Kanaatimce karikatürü Türkiye’de en iyi bilen kişilerdendi.
Telefon konuşmalarımızda bazı konularda fikir ihtilafı yaşardık. O mahviyetkâr
mizacıyla kendisinden genç olanların bile görüşünü dinler, karşı fikrini olgunlukla
aktarır ama hiç kalp kırmazdı. Bu yönüyle eski Osmanlı münevverlerini
hatırlatırdıbana. Nezaket ve nezahat sahibi, çelebi bir aydındı. Bir ahlak,
fazilet ve erdem abidesiydi. Her şey bir tarafa, Fethi Gemuhluoğlu gibi bir
gönül adamının yanında bulunabilmiş ve onunla dostluk kurabilmişti. “Fethi
Ağabey derdi ki…” diye başlayınca kendime daha çok çeki düzen verir ve
anlatacaklarını pür dikkat dinlerdim. Dile getirdikleri, sadece karikatür
sanatı ve çizgi dünyamız değil, sanatımız, kültürümüz, edebiyatımız,
medeniyetimizdi. Müslüman Türk’ün manevi ve moral değerlerini bilir, müşterek
değerlerimize dikkat çekerdi.
Karakedi
İle Başlamıştı
Bereketli, verimli, feyizli ve hareketli bir meslek
hayatı vardı. Mesleğe bundan tam 70 yıl önce Karakedi dergisinde başlamıştı. Dile kolay bunca senedir Bâbıali’nin
tozunu yutmuş bir emektardan bahsediyoruz. Karakedi’ye
ben de yetişmedim elbette. Ama Ömer Öztürkmen ağabeyimizin çıkardığı bir mizah
dergisiydi. O yıllarda bile 50 bin civarında tirajı yakalayabilmiş, belki de
muhafazakâr kesimin ilk mizah dergisiydi. Bugün bu çapta bir mizah dergimiz ne
yazık ki yok. Aslında olmalı. Bu vadide, mizah ve karikatür alanında geride
kaldığımız aşikâr. 1994 yılı olmalı Türkiye
Çocuk dergisinde ‘haber müdürü’ sıfatıyla çalışıyordum. Dergiyle birlikte
abonelerimize ve okuyucularımıza verdiğimiz Nasreddin
Hoca Keloğlan’a İngilizce Öğretiyor albümü büyük ilgi çekiyordu. Şu
hassasiyete bakar mısınız? Yurdagün ağabey “Nasreddin Hoca” ve “Keloğlan” gibi
iki büyük kahramanımızı bir eserde buluşturuyor ve çocuklarımıza yabancı dille
de sevdiriyordu. O, gençleri çok severdi. Hafif yollu eleştirirdi de. Haklıydı ama.

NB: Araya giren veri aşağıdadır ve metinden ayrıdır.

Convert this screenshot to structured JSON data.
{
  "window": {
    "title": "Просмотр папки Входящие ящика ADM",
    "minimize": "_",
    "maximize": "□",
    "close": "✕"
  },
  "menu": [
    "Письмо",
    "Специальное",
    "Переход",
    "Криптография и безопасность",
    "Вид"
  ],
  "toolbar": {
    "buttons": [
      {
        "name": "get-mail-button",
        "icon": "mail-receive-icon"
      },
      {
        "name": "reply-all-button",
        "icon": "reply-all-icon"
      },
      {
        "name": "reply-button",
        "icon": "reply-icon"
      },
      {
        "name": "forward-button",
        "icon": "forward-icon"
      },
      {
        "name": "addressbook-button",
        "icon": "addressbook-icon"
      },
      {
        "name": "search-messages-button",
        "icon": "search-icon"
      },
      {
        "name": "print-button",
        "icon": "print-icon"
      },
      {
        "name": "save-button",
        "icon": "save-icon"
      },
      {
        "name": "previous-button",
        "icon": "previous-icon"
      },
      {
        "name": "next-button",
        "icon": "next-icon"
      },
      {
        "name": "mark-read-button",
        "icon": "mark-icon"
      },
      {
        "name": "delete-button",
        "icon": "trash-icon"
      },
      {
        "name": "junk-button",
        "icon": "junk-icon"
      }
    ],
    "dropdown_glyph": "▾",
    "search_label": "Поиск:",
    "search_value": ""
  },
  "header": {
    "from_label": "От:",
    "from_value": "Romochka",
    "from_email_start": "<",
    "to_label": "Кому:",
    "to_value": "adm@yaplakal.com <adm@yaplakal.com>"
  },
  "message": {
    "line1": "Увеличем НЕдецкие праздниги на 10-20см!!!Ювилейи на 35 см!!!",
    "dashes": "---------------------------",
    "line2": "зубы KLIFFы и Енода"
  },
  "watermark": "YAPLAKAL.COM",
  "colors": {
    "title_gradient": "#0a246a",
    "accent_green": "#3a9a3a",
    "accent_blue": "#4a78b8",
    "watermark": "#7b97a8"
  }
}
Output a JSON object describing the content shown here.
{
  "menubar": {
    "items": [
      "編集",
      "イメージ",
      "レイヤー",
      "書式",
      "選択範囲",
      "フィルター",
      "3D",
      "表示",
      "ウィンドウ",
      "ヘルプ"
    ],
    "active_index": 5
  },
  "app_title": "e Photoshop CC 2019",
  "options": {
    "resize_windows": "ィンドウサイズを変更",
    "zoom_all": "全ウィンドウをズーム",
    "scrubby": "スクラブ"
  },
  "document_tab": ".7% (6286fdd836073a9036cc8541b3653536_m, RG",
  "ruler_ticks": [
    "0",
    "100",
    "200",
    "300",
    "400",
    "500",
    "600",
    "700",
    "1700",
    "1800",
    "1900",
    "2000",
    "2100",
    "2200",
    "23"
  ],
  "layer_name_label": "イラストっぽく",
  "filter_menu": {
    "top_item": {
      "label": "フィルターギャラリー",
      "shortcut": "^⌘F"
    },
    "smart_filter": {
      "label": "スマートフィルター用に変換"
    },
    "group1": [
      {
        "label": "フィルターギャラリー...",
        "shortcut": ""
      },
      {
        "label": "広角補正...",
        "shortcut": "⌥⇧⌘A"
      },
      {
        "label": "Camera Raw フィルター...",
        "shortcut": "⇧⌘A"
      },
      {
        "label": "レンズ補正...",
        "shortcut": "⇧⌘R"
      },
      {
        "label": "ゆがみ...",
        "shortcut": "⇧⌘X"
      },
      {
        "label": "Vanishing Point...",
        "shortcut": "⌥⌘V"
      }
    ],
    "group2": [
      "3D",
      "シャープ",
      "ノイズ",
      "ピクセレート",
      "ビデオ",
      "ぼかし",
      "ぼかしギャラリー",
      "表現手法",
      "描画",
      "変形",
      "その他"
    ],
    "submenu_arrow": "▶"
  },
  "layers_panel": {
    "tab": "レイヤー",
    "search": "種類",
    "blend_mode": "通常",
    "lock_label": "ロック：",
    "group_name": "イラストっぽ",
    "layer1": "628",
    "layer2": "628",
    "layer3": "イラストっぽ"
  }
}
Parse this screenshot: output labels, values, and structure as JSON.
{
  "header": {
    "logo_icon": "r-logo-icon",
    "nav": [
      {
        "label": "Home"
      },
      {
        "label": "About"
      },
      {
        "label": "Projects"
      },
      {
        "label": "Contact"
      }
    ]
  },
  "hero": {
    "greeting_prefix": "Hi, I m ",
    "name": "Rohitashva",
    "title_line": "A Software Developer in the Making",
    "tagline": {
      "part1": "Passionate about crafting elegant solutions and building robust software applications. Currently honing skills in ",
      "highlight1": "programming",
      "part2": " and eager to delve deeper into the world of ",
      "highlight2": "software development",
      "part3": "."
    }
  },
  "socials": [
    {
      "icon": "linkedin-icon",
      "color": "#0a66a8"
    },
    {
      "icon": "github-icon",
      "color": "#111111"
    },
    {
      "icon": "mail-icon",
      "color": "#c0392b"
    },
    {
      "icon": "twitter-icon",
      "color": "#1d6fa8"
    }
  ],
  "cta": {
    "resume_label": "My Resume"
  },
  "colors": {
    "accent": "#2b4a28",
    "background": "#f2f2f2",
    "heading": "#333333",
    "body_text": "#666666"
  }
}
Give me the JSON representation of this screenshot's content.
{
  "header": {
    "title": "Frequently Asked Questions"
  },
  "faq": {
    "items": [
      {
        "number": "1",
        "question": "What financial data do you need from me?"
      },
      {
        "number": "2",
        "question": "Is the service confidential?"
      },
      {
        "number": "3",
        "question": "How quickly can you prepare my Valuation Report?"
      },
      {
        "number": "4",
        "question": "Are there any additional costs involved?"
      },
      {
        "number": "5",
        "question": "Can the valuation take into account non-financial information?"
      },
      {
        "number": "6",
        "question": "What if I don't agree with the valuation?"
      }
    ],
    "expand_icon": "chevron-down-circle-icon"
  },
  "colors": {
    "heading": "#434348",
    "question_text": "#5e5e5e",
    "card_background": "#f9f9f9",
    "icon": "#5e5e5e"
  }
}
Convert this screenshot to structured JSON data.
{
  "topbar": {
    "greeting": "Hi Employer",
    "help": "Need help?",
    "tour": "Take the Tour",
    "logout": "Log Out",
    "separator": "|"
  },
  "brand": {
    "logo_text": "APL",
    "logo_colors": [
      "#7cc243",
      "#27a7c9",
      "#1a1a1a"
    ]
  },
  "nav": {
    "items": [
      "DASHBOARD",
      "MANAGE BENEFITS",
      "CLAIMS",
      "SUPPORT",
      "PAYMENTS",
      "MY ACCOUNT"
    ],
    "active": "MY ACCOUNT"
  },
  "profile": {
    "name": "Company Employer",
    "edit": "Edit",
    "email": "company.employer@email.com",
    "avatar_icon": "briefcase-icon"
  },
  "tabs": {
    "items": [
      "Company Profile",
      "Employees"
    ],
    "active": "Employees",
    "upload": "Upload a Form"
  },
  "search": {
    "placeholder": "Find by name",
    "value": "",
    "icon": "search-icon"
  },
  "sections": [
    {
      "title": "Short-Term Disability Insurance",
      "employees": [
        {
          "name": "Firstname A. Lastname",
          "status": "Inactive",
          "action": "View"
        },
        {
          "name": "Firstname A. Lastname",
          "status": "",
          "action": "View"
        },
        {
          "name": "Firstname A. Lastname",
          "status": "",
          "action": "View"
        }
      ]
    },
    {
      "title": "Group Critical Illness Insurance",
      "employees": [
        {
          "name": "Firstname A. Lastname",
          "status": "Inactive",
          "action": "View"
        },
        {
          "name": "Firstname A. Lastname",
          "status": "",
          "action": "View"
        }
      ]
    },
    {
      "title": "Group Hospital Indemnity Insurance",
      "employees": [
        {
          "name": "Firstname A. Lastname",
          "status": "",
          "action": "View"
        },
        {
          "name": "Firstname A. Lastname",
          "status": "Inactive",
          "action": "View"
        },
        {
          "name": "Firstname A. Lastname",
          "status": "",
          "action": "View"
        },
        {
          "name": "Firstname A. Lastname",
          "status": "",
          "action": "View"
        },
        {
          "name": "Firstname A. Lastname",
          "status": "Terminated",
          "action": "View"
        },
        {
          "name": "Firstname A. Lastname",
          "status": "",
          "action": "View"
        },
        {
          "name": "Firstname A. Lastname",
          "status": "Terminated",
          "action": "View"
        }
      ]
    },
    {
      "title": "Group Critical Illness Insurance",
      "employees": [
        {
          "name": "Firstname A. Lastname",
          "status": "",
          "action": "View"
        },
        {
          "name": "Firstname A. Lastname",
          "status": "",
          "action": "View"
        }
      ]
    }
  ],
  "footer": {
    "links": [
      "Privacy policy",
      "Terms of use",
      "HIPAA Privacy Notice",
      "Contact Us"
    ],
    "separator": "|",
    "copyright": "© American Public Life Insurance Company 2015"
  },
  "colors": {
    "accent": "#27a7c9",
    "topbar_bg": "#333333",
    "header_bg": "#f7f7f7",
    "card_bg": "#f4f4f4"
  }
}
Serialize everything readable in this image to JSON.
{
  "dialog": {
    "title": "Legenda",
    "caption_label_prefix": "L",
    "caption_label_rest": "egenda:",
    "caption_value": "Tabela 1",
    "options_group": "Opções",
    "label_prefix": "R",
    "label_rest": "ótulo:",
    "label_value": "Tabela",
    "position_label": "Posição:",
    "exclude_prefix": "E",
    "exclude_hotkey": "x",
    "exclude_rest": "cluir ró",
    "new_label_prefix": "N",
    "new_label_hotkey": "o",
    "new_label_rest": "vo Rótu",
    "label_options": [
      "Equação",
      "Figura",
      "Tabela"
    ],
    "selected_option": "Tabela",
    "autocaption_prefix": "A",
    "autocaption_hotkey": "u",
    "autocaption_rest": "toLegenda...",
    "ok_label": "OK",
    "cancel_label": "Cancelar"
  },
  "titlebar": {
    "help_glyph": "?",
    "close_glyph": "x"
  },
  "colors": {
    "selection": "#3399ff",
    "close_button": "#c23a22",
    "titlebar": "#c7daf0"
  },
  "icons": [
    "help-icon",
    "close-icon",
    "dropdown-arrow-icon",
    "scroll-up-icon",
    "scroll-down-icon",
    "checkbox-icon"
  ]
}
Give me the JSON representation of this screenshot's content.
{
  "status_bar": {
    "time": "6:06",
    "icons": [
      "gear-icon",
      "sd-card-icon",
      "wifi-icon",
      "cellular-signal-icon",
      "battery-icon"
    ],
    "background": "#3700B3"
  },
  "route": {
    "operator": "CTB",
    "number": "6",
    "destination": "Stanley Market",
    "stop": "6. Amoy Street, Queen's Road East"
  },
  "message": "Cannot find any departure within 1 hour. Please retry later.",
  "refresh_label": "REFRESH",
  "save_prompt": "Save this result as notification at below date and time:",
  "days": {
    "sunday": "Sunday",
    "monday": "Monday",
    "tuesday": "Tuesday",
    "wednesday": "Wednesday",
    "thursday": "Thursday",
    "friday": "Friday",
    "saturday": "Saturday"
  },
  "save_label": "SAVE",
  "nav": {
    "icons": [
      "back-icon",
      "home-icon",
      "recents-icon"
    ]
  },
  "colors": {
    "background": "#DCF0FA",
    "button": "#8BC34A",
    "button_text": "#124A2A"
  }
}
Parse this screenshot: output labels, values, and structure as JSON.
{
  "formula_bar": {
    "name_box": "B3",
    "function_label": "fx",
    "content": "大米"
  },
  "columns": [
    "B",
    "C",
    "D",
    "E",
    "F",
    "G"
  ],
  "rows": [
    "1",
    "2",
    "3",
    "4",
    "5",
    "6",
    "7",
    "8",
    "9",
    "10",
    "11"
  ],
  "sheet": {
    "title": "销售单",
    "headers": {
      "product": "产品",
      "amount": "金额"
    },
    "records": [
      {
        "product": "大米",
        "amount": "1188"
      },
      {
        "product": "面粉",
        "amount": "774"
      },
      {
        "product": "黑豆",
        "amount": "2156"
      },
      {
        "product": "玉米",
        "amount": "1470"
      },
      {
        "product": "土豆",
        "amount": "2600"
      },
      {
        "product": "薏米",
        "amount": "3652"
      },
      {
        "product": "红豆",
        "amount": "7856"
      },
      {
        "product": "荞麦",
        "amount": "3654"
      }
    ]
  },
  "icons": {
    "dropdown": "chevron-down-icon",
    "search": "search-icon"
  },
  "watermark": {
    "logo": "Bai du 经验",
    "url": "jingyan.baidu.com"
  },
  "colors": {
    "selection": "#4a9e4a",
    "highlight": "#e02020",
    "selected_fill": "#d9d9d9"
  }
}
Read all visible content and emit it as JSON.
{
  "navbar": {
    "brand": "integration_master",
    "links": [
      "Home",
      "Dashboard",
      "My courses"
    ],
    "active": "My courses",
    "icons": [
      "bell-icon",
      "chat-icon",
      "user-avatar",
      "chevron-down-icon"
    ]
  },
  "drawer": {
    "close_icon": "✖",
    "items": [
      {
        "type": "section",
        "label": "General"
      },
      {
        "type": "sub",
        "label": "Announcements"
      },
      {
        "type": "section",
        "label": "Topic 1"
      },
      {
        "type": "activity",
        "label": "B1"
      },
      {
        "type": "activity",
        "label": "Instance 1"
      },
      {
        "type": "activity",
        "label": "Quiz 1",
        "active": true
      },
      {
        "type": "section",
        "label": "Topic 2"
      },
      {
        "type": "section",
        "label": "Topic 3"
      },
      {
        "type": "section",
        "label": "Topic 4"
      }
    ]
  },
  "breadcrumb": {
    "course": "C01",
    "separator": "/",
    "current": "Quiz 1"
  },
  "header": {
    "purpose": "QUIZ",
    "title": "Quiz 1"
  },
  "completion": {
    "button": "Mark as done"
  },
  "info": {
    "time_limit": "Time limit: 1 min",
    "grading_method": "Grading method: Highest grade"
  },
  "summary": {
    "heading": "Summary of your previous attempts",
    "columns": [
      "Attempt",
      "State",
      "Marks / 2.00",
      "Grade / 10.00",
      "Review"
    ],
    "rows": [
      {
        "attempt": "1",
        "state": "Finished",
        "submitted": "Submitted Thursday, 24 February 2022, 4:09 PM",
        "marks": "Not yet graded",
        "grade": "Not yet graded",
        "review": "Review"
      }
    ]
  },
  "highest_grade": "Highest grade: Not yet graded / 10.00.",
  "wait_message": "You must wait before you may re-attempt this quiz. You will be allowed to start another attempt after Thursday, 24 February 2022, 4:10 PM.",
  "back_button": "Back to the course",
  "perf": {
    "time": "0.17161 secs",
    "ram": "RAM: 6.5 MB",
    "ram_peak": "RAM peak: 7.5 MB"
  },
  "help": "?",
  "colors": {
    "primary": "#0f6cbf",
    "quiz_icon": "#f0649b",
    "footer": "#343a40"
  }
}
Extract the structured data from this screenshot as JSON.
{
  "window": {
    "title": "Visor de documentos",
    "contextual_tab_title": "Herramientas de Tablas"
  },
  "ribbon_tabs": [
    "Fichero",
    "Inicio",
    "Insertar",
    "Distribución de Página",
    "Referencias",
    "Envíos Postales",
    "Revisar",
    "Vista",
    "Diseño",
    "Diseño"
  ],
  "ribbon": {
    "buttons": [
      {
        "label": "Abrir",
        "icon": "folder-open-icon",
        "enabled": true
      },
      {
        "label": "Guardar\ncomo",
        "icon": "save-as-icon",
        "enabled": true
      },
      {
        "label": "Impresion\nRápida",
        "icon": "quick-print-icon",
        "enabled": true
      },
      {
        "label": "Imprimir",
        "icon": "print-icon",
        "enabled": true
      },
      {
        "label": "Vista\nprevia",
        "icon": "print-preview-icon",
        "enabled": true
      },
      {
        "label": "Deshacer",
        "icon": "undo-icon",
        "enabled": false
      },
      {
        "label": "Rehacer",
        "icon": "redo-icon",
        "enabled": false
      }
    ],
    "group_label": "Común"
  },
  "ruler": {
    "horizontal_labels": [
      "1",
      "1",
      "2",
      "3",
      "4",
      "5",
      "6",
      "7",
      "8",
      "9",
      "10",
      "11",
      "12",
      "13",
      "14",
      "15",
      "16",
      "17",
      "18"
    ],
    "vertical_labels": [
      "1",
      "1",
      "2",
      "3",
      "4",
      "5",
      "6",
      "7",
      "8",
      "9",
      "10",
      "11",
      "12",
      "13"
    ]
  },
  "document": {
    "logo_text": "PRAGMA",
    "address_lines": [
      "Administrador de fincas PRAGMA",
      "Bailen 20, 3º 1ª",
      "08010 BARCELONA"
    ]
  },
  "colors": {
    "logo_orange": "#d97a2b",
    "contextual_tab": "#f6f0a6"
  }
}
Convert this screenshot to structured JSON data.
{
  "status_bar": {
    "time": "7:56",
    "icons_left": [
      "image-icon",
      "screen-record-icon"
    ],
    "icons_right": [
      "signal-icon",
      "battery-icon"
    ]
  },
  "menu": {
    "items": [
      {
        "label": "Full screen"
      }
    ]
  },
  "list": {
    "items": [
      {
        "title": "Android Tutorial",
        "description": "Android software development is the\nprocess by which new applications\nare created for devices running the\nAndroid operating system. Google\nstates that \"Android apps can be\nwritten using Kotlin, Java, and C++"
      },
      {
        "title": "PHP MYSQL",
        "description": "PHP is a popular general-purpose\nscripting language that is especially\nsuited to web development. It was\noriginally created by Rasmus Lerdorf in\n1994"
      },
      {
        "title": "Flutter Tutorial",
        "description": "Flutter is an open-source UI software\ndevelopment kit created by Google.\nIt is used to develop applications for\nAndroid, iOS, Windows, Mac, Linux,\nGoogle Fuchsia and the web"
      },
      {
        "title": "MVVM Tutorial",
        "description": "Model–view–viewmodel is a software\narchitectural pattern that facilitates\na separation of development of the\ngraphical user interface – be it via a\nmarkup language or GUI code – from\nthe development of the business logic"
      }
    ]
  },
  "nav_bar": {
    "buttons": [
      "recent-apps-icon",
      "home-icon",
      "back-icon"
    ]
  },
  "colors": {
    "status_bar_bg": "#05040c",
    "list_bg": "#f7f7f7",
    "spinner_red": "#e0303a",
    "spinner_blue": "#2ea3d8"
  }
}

Çünkü onların nesli adamakıllı çalıştı, çabaladı ve dünya çapında bilinen birer
sanatçı oldu. Şimdi galiba fazla terlemeden, alın teri dökmeden bir yerlere
gelmeye çalışıyor bazı gençlerimiz. Şüphesiz beyhude bir çabadır bu. Ahmet
Mithat Efendi, Peyami Safa, Süheyl Ünver ve Ekrem Hakkı Ayverdi gibi gece
gündüz çalışmadan bir yerlere gelmek mümkün mü?
“Çocuklar
Aferin Size!”
Tenkitli de olsa sözlerini yumuşak bir şekilde ve
şefkatle söyleyen Yurdagün ağabey, gazetede birlikte çalıştığımız Muammer Erkul
ve Murat Başaran gibi dostlarımı da kastederek, “Çocuklar sizler kendinizi iyi
yetiştirdiniz ve kabul ettirdiniz. Aferin.” demişti. Çocuklar dediği bu üç
kişiden Murat 55, Muammer 60, ben 61
yaşı tamamladık.Karikatürleriyle Türkiye’nin bayrağını dünyanın muhtelif
ülkelerinde dalgalandıran Göker, çalışmalarına ve eser vermeye ömrünün sonuna
kadar devam etti. Geçenlerde salgın dolayısıyla evlerde bulunduğumuz sırada,
bazı sorular hazırlamış ve kendisine göndermiştim. Telefonla aradığımda da,
“Mehmet Nuri şu salgın bitsin de, şöyle karşı karşıya gelip yüz yüze görüşelim
ve röportajı böyle yapalım.” dedi. Elbette haklıydı. Öylesi çok daha iyi olurdu
ama nasip olmadı, ömrü vefa etmedi.
Erol
Güngör’ün Yakın Dostuydu
Büyüğümüz, sosyal medyayı çok iyi kullanıyordu.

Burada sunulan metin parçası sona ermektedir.